Other indicators of the left ventricle's health also improved, he reported. Decreases in the internal diameter of the left ventricle at the end of systole and diastole were sustained for 18 months after device explantation, as was the increase, to an average of 67 percent, in the left ventricular ejection fraction.
The pharmacologic regimen, Hardy said, began with an angiotensin-converting-enzyme inhibitor, the angiotensin II-receptor antagonist losartan, spironolactone, and the nonselective beta-blocker carvedilol, which also blocks alpha-1-adrenergic receptors.
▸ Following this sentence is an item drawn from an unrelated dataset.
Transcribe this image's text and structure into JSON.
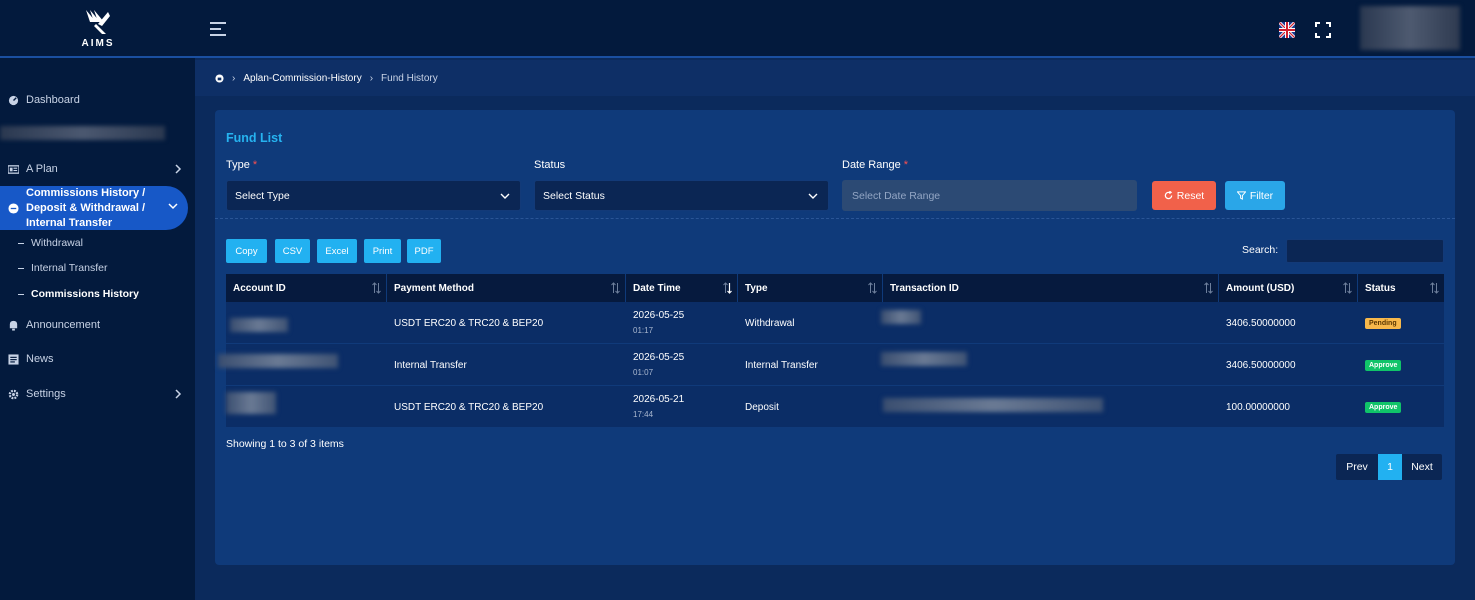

Clenbuterol, an investigational beta2-agonist with anabolic steroid properties, was then administered to induce a mild hypertrophy of the cardiac muscle cells and improve organ function.
He said all of the patients had had the LVAD implanted because of dilated cardiomyopathy, a condition in which the heart's ventricles are larger than normal but incapable of pumping enough blood to meet the body's needs. The patients' hearts, at the time of LVAD explantation, were in sinus rhythm.
Nine of the 10 patients have no symptoms of heart failure and their "quality of life is excellent," said Magdi Yacoub, who leads the Harefield team and is regarded as the chief proponent of bridge to recovery.
The 10th patient consumed a massive amount of alcohol and needed a heart transplant, he said. An additional three bridge-to-recovery patients did not fare well without the LVAD and needed transplantation.
Yacoub described bridge to recovery as an example of cardiac regeneration. The combined actions of the LVAD and medications, he said, induce "maximal reverse modeling," with the left ventricle recovering from the electrical and physiologic changes that occurred with the original cardiac injury.
U.S. researchers at the meeting reported laboratory and clinical evidence supporting the Harefield group's idea that mechanical unloading enables the left ventricle to heal. Harefield researchers presented laboratory data suggesting that clenbuterol induces cardiac myocyte hypertrophy without the pathological growth found with the administration of isoproterenol or phenylephrine.
Not only does bridge to recovery potentially overcome problems with the availability of suitable donor hearts, Yacoub said, the strategy averts the complications that arise from the nonspecific suppression of the immune system to prevent organ rejection.